Set up an HTTP Request node in callin.io
- Method:
POST
- URL:
https://generativelanguage.googleapis.com/v1beta/models/gemini-2.5-pro-preview-tts:generateSpeech?key=YOUR_API_KEY
- Headers:
Content-Type: application/json
- Body (Raw JSON):
{
"text": "{{ $json.text }}",
"audioConfig": {
"speakingRate": 1.0,
"voice": {
"name": "en-US-Standard-B"
}
}
}
Please substitute
{{ $json.text }}
with the actual text output from your Agent node.
Decode and save the audio
The response will include a base64-encoded audio file. You can add a Function node with the following code:
return [{
binary: {
data: {
data: Buffer.from($json.audio.audioData, 'base64'),
mimeType: 'audio/mp3',
fileName: 'output.mp3'
}
}
}];
Upload to Google Drive
Let me know! Cheers
I managed to get it working by implementing the following steps:
(One important detail is that the default output audio format is a .pcm file. This means you'll need to convert it to either WAV or MP3 for usability. If you're self-hosting callin.io, you can achieve this by installing ffmpeg into your Docker container. However, if you're using a cloud-based setup, you might need to utilize an external API service for the conversion.)

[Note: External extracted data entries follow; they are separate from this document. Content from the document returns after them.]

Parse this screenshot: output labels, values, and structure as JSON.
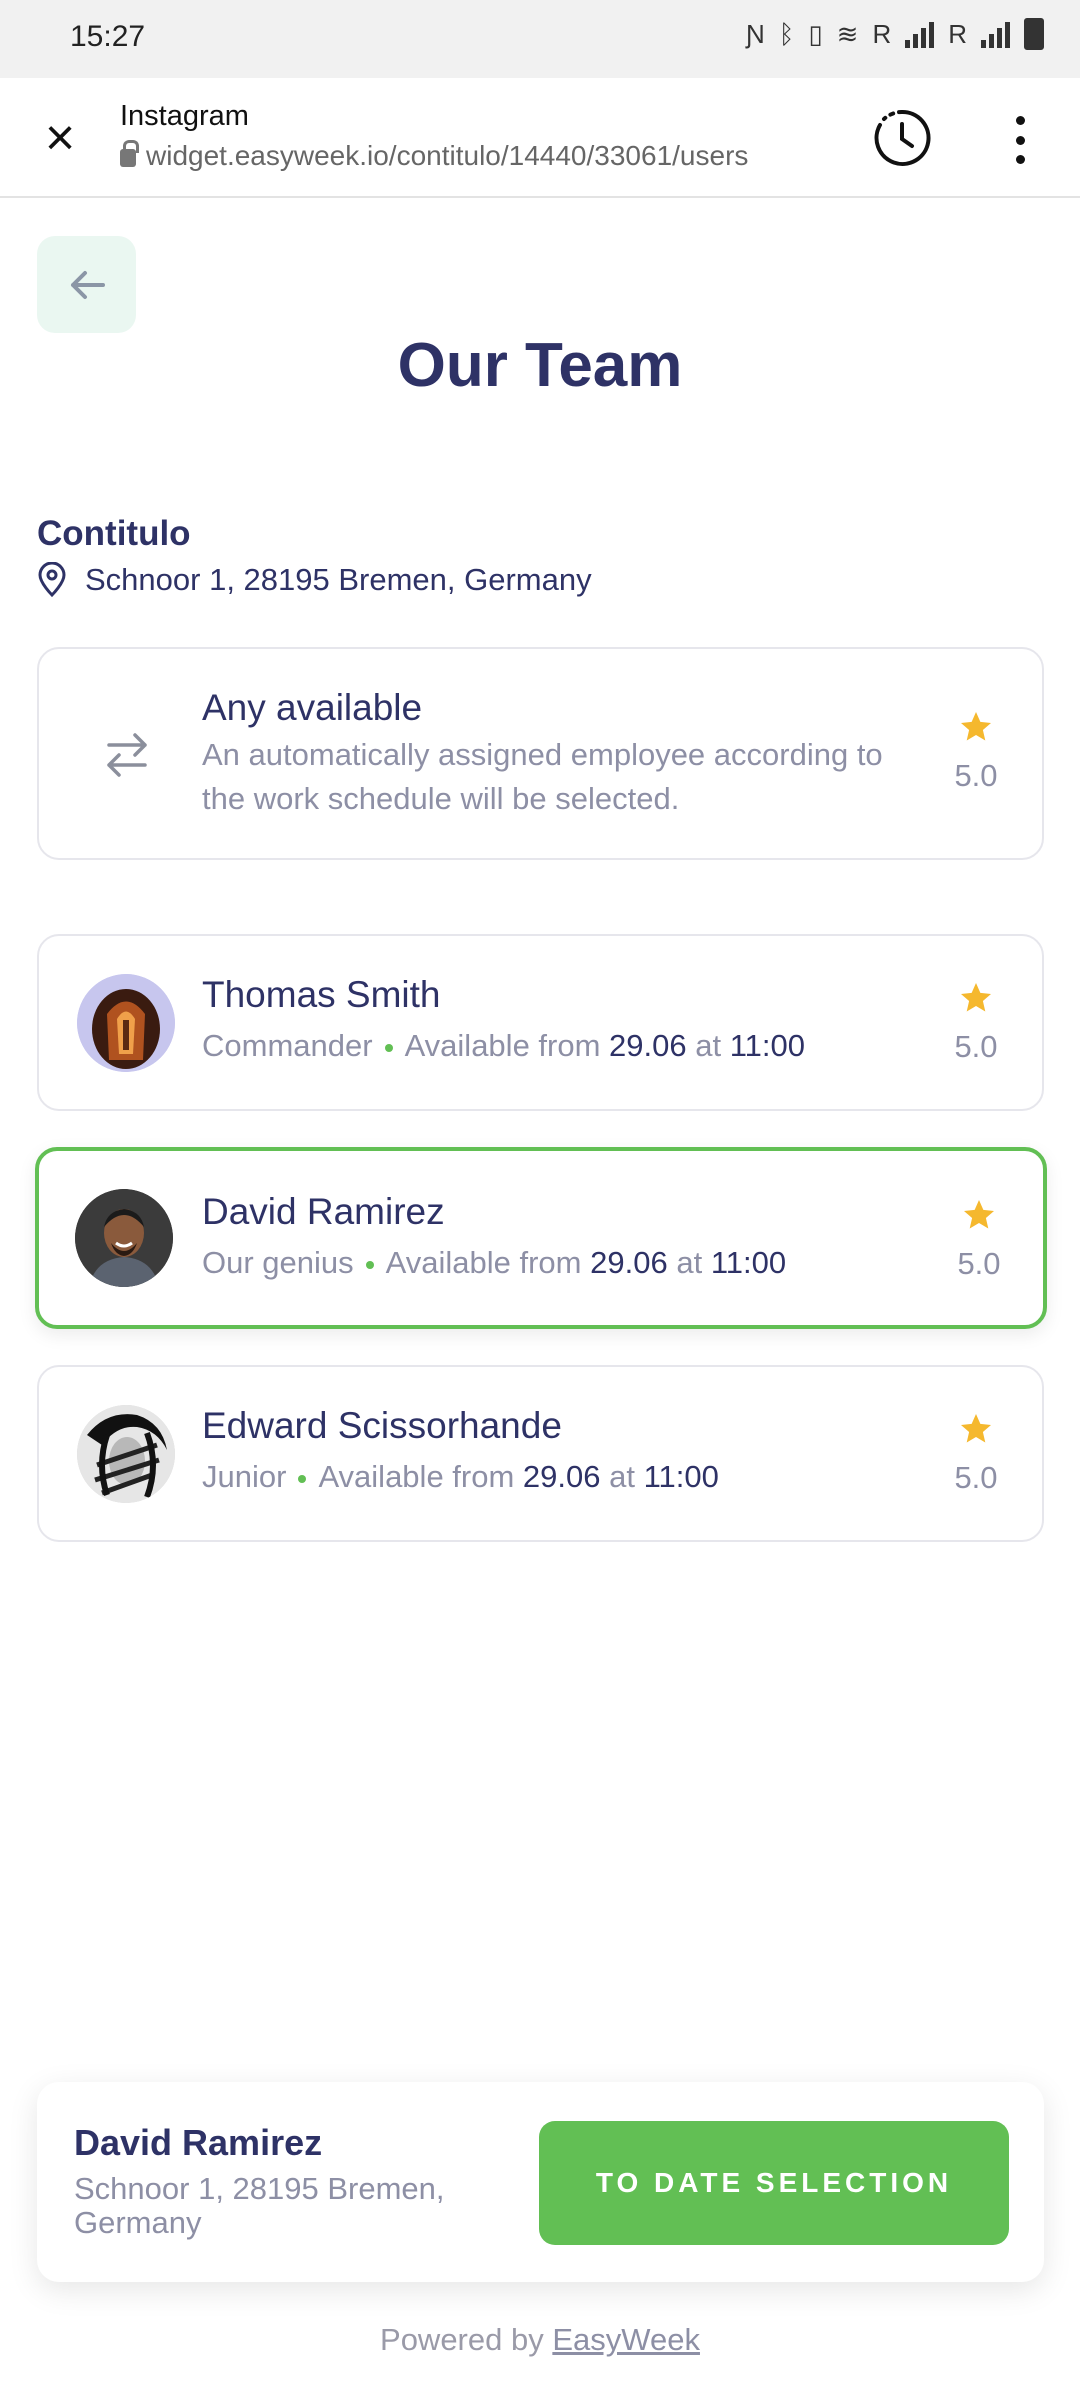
{
  "status_bar": {
    "time": "15:27",
    "carrier1": "R",
    "carrier2": "R"
  },
  "browser": {
    "site_title": "Instagram",
    "url": "widget.easyweek.io/contitulo/14440/33061/users"
  },
  "page": {
    "title": "Our Team",
    "location_name": "Contitulo",
    "location_address": "Schnoor 1, 28195 Bremen, Germany"
  },
  "any_available": {
    "name": "Any available",
    "description": "An automatically assigned employee according to the work schedule will be selected.",
    "rating": "5.0"
  },
  "employees": [
    {
      "name": "Thomas Smith",
      "role": "Commander",
      "available_label": "Available from",
      "date": "29.06",
      "at": "at",
      "time": "11:00",
      "rating": "5.0",
      "selected": false
    },
    {
      "name": "David Ramirez",
      "role": "Our genius",
      "available_label": "Available from",
      "date": "29.06",
      "at": "at",
      "time": "11:00",
      "rating": "5.0",
      "selected": true
    },
    {
      "name": "Edward Scissorhande",
      "role": "Junior",
      "available_label": "Available from",
      "date": "29.06",
      "at": "at",
      "time": "11:00",
      "rating": "5.0",
      "selected": false
    }
  ],
  "footer": {
    "selected_name": "David Ramirez",
    "selected_address": "Schnoor 1, 28195 Bremen, Germany",
    "button_label": "TO DATE SELECTION",
    "powered_by": "Powered by",
    "brand": "EasyWeek"
  },
  "colors": {
    "accent": "#62bf54",
    "title": "#2e3266",
    "muted": "#8d8fa5",
    "star": "#f5b82e"
  },
  "icons": [
    "close-icon",
    "lock-icon",
    "history-icon",
    "more-icon",
    "arrow-back-icon",
    "location-pin-icon",
    "swap-icon",
    "star-icon"
  ]
}
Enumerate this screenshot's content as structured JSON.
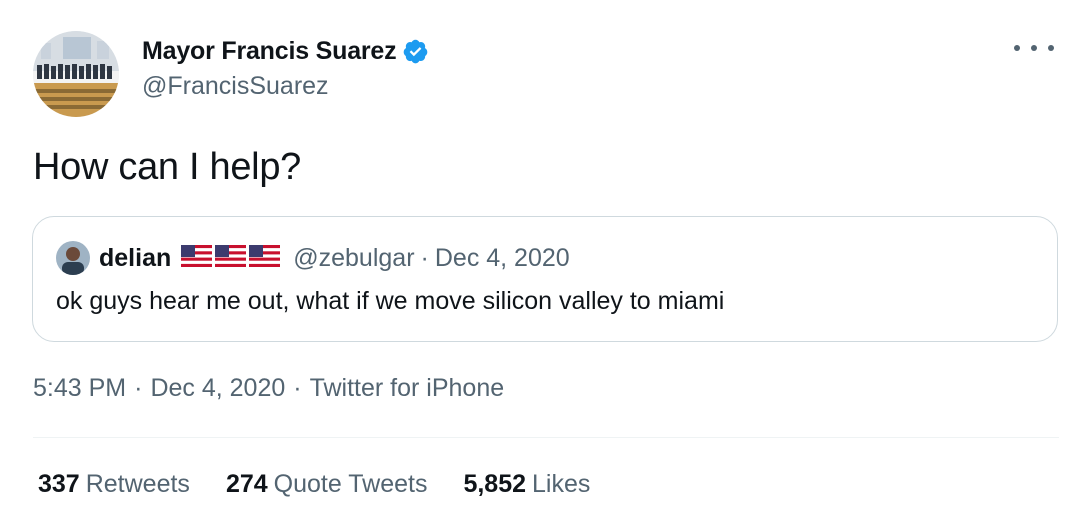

I tried your workflow. I can use Google Gemini TTS. Does Google Gemini require using ffmpeg to convert to a WAV file?
Thank you very much!
Yes, I believe Gemini only provides audio files in .pcm format, requiring conversion to .wav or .mp3 for usage. If you're self-hosting callin.io, I found this method to be the most straightforward.
This is fantastic! Just a heads-up: your API key is visible in the HTTP request.